New York Yankees (+500): The Yankees surprised many, including myself, by making the playoffs last year. It was a youth movement that took off faster than anyone could have guessed. Well, the team predictably got a little impatient, so to the young core they added baseball's best slugger in Giancarlo Stanton. I don't still love the rotation quite as much as I could, and it's only because they are such a public team that they are favored over the Astros, but this team is going to be very tough.
Cleveland Indians (+800): This was an offensively productive team last year, and they are mostly intact this year - Yonder Alonso replaces Carlos Santana in the only move of note. The pieces are all there, but for reasons I can't entirely identify I just don't feel like they are going to be of the same caliber as they were last season. I am more pessimistic about this team compared to last year than most teams.
Boston Red Sox (+1000): J.D. Martinez is an interesting and much-needed injection of power on this team - Mookie Betts led the team with just 24 home runs. I like that addition, but it feels like they didn't do enough ultimately to keep pace with the Yankees or close the gap on the Astros. I'm not at all a fan of the prospects of David Price this year, either, and the team really needs to him to find his game again after a rough stretch of play.
Minnesota Twins (+5000): Last year this team came from nowhere to make the playoffs. They were young, but they found offensive productivity and just never went away. It was impressive. And yet the odds make it clear they haven't attracted any real respect. They have the same basic core, so they could be about as productive, and I guess that would put them in the wild card mix. I'm not that optimistic, though - but then I never for a second believed in them last year, so what do I know?

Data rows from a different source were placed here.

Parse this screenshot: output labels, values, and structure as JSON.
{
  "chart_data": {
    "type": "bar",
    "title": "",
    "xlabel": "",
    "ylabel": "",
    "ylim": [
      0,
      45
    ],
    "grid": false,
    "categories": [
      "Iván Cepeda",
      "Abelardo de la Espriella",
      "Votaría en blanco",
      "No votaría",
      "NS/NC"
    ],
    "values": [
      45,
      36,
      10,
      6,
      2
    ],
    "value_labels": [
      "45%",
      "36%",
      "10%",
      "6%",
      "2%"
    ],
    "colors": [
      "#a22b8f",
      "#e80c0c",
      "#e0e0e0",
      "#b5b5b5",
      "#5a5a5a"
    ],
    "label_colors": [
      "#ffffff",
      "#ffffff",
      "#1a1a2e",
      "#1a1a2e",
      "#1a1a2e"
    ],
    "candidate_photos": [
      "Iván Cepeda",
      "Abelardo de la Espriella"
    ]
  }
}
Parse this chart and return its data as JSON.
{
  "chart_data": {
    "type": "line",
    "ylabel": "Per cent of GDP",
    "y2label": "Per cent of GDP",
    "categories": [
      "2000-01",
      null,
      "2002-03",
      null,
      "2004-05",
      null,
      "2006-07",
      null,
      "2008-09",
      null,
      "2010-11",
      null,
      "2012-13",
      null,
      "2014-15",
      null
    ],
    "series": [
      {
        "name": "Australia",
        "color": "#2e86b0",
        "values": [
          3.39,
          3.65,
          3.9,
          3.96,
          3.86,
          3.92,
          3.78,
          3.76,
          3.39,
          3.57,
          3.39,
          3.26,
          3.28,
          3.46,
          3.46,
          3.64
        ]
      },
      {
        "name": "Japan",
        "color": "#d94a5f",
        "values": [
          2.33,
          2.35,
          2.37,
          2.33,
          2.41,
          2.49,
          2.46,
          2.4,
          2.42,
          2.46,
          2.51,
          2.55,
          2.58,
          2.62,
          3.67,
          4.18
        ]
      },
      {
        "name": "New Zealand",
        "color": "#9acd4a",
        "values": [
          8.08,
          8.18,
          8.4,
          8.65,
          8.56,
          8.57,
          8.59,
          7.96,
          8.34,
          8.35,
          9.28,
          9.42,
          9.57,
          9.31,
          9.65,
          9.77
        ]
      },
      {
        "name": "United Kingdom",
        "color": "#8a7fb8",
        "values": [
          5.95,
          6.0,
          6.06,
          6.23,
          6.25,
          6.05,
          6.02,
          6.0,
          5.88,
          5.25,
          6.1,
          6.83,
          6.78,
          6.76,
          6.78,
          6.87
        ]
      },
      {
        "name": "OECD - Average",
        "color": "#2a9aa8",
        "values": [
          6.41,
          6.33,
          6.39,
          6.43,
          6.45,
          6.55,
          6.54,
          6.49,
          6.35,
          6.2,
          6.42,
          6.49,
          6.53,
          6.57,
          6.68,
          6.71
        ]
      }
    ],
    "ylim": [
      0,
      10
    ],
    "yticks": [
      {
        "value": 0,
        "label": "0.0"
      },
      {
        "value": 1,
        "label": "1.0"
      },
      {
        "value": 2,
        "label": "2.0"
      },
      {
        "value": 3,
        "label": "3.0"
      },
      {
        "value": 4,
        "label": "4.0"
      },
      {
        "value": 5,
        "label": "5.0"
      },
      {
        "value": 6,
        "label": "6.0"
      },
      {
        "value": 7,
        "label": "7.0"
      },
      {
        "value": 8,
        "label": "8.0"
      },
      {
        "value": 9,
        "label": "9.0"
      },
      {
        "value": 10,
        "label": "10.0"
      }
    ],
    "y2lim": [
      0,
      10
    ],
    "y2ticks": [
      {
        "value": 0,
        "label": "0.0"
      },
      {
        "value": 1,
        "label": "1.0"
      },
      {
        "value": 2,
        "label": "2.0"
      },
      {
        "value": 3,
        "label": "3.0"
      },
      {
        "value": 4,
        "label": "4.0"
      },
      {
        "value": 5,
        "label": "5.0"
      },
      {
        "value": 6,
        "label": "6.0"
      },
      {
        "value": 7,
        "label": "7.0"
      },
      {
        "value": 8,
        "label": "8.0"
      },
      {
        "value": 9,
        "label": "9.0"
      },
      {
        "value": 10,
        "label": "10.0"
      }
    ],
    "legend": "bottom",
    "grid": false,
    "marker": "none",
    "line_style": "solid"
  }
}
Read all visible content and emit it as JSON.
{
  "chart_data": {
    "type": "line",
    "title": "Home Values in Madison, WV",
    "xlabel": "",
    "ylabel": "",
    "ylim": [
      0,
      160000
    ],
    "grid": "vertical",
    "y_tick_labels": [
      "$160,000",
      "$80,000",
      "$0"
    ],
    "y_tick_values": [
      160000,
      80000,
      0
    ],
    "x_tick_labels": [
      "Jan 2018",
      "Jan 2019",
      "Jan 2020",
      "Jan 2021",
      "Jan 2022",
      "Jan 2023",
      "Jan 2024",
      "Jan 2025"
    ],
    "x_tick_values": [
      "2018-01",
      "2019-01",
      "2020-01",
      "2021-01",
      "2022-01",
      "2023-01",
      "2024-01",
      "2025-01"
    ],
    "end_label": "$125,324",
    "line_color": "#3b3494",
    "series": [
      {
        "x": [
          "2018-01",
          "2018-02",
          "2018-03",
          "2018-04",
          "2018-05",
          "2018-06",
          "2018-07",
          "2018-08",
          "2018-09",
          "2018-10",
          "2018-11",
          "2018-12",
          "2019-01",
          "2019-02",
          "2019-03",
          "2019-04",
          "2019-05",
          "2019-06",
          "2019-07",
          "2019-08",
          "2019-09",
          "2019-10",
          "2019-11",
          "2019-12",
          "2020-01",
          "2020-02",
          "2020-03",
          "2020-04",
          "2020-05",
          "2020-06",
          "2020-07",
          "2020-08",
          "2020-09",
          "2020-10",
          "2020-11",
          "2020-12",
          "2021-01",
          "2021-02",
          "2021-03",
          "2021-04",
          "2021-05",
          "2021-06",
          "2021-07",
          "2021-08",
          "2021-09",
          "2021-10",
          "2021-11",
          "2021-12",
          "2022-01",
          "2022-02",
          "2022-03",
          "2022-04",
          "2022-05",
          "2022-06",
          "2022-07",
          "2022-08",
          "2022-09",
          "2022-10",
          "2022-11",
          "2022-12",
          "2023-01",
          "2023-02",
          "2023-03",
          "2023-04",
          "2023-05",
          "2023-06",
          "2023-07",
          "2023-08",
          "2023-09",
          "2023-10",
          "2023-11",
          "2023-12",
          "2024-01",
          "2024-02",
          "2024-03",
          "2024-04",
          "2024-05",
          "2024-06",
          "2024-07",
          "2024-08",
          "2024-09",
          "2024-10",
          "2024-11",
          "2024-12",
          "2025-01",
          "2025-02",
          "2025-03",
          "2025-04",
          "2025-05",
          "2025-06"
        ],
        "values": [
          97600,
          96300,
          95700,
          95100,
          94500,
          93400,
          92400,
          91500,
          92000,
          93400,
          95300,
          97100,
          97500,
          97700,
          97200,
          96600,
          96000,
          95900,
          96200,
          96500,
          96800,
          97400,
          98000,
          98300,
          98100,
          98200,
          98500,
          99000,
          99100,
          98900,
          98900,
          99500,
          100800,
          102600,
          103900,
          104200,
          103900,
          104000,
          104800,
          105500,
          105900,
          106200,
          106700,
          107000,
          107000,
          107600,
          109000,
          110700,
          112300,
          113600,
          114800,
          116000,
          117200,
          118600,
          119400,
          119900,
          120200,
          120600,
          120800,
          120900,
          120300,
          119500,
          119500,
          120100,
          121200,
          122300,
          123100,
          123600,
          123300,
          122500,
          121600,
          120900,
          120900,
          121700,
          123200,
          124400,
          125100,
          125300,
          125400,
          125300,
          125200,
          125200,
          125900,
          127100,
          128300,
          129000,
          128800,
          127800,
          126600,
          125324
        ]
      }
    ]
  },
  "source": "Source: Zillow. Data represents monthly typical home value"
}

L.A. Dodgers (+600): I've been consistent with my view of this team for a long time - they have a whole lot of talent, but I just don't trust their mindset and never expect them to achieve all that they should as a result. And that remains the case this year - it has worked this long, so why change?
Chicago Cubs (+800): The first half last year was very sketchy, but after the all-star break they were as good as any team, and they looked like the dominant team they were in 2016. Their issues in the first half seemed mental - like they were believing the headlines and didn't think they had to work to win. If they can remember what helped them succeed in the second half then they should be very dangerous.
Washington Nationals (+800): No one seems to expect Bryce Harper to stay in Washington, so this seems like a last hurrah. The team has wasted a whole lot of talent over the years. So, will they continue to do so this year, or will they be motivated by the potential end of an era, and the needed change in management, and finally play like a team this talented should? I feel cautiously optimistic, but then I have felt that way about this team for a few years and don't have much to show for it.
Arizona Diamondbacks (+2800): They were a great story last year, but they lost more in the offseason than they added in the offseason by a wide margin - and they showed in the postseason last year that they just weren't good enough. And Zack Greinke isn't getting any younger and his fastball isn't getting any faster.
Colorado Rockies (+3300): They have some very nice offensive pieces already, and they had a quietly excellent offseason. Chris Iannetta is a big upgrade at catcher, and moving on from Carlos Gonzalez was tough after a long and productive career in Denver, but it was necessary. If rookie Ryan McMahon can establish himself at first, and the surprising young rotation can stay strong, then this team could certainly threaten for a postseason spot again.